Gifted with a learning disability – a brain-based framework for understanding twice exceptional people Disabilities Secondary to Gifts

Although parents don’t always think about their extended family tree when they are thinking about why their son or daughter is having trouble in school, it’s important that they should. It’s a rare teacher or doctor who will think to ask about whether a child’s learning problems or “underachievement” runs in the family, and if parents or grandparents don’t think about it, it may be highly likely that no one will. In addition to individual inherited factors contributing to giftedness and learning disability, assortative mating (tendency of like to marry like) can dramatically increase the likelihood of adults’ learning differences being inherited by children (6-40x) higher chance of a person with a reading disability marrying another with a reading disability!

In the past 30 years, there have been dramatic advances in our understanding of how dynamic pathway remodeling exists in the brain. Partially redundant systems help us to accurately sense our environments, learn and remember, and plan and act.   Partial redundancy provides a buffer system in the event of injury; if one system is injured, another increases its activity to take its place. Scientist found that the part of the brain that normal hears in congenitally deaf subjects was reorganized to ‘see’ – so although the deaf were unable to hear, their visual sensitivity was greater than normal hearing subjects because more brain resources were now devoted to seeing.
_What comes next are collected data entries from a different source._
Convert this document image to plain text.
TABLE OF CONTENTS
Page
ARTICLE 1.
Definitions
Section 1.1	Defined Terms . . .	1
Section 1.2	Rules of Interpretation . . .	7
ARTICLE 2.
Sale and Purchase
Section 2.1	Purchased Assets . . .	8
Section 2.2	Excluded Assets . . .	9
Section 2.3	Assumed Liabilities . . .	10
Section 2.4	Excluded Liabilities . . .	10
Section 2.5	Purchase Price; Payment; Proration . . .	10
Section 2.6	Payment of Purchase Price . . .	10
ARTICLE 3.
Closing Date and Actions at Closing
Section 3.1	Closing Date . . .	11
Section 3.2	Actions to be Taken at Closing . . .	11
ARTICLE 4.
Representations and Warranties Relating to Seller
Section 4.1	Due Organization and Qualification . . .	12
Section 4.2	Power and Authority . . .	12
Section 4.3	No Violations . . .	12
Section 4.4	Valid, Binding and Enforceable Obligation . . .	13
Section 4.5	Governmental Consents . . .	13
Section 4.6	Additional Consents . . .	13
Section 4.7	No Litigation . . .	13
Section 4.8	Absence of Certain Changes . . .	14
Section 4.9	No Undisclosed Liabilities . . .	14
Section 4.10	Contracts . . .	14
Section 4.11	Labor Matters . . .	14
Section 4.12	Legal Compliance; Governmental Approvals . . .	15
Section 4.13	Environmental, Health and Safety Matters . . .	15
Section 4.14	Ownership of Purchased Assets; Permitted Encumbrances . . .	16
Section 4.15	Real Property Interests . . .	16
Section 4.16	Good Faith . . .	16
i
It is likely, then that some twice-exceptional abilities many occur, as the result of the brain’s compensatory drive from a deficit or injury. One practical implication for this idea is that a thorough search for strengths and gifts should be made in the setting of any disability.  But in some cases, there is a suggestion that some disabilities or delays in development are secondary to gifts. In a study from Port Townsend (Sweetland), researchers found that the higher the IQ, the greater the likelihood of high VIQ/PIQ discrepancies (17% of a control sample had IQ sub-test discrepancies of 18 points or more vs. 55% of a gifted sample). And there’s that data from Giedd and colleagues showing that the higher the IQ in young children, the slower the development of prefrontal cortical thickness. Extreme ability or talent may result in slower time courses of development or stunting of other systems or pathways if resources are limited.

Different developmental time courses should also (in the best of all worlds) warrant appropriate curricular and other educational accommodations. For instance, if young gifted children were found to present as mixed dominant “late-bloomers”, shouldn’t demands for heavy bihemispheric activities be individualized (e.g. note-taking, writing, to open-ended prompts) and instruction optimized for what we know to be well developed?